Sally’s momma’s farmhouse is for sale. Although, with a deep root there, she is able to find her way around the rooms, she doesn’t recognize it as hers anymore because she is in the throes of dementia. So when they were there, Sally said her momma saw the for sale sign and told Sally she’d like to buy it. Sally explained that then her momma would be far away – hours -from her grown children and they wouldn’t be able to be with her. She asked her momma what she would do all day. “Play the piano,” she said. “I’d play the piano.” Joy is not really complicated.

I read a striking CNN article about Hurricane Harvey and a man named Mr. Harding. I want to share part of it with you:
One of his sons is an avid piano player and was concerned the family’s piano would be destroyed by flood water. When Mr. Harding found the water hadn’t covered the piano, he sat down and began to play. “I decided to take a moment and play and take it all in,” he told CNN on Thursday. He posted the video of the moment on Instagram with the caption, “I think it’s all finally sinking in a little. What we used to have going as a city is gone. I really think God is going to do something completely new here. I am excited to see the new beauty in the suffering.” Joy.

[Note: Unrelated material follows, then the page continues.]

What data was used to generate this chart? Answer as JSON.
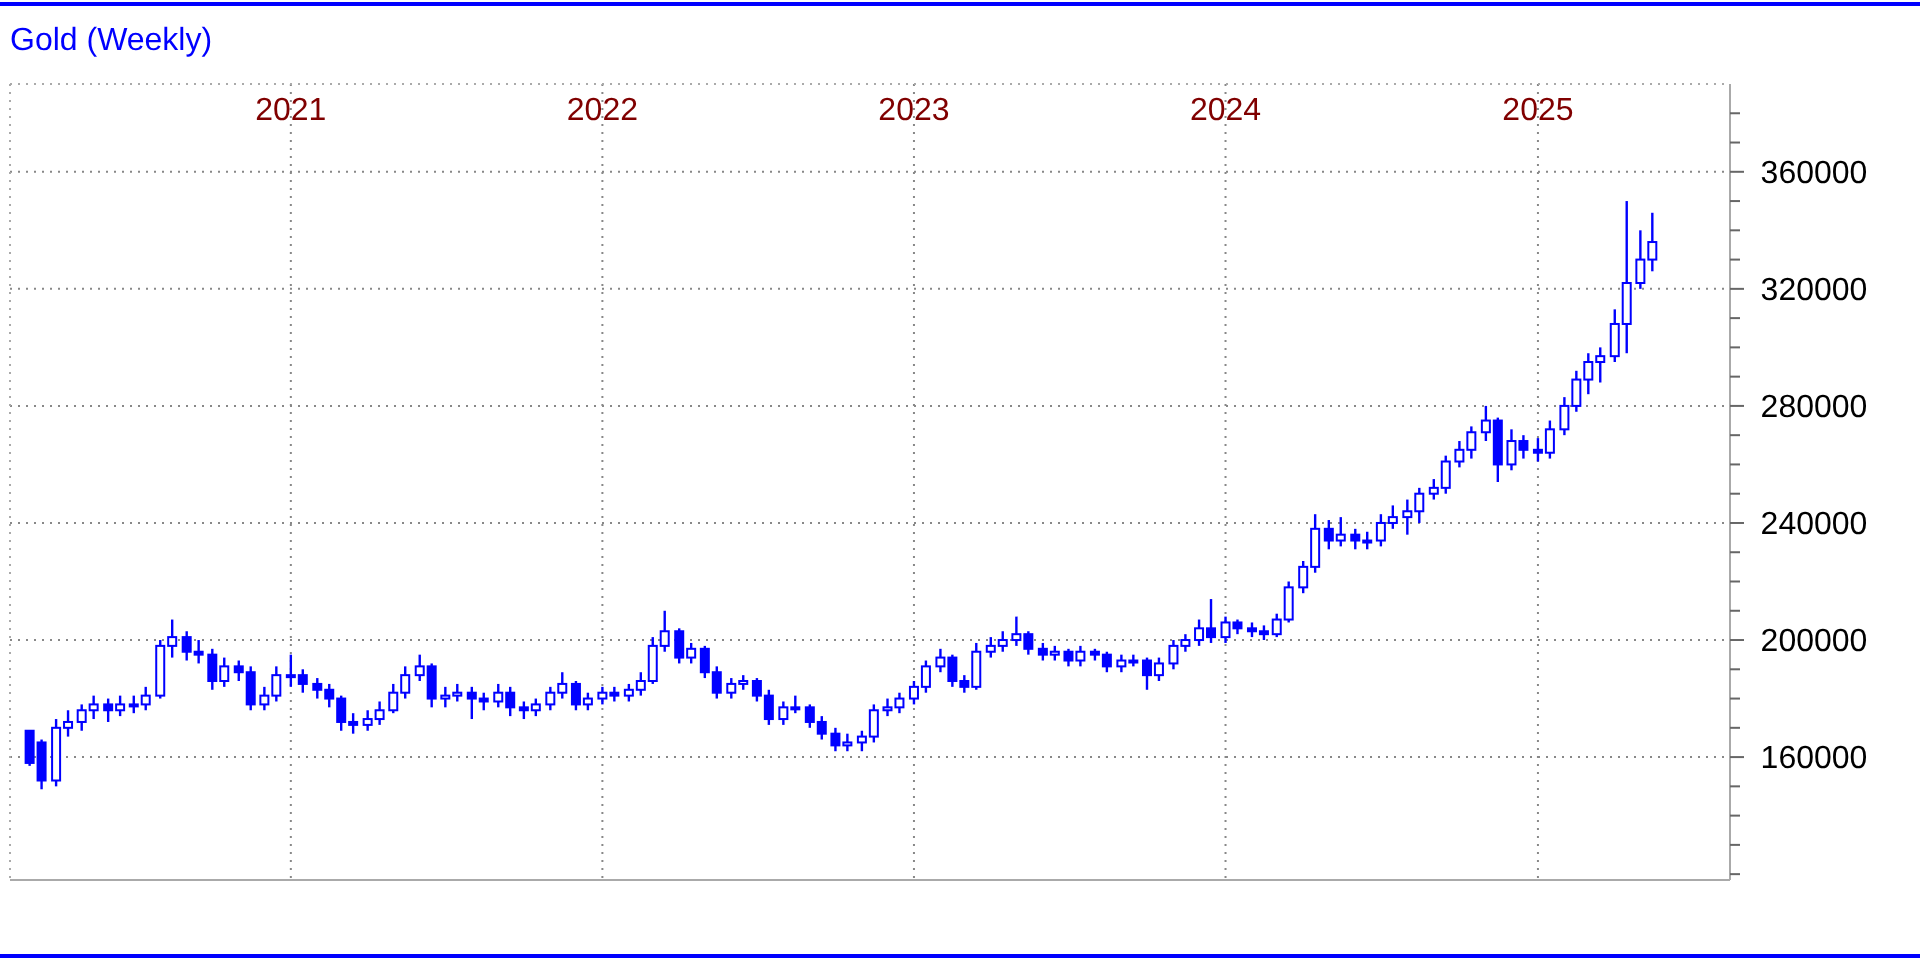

Early yesterday morning we sat in bed, sipping coffee, early morning sunshine streaming in the windows, a cool breeze crossing the room. We could hear the birds, the squirrels, the sounds of our sweet neighbors John and Michele clinking silverware and plates, making breakfast. Babycat and Dogdog laid on the bed snoring. IMG_0024No matter the worries or sadnesses, challenges or problems that would befall us in the day or days to come, that moment was a picture of JOY.  A view-master snapshot of what is in our very fibre if we notice. Our God-given right. Our God-given responsibility.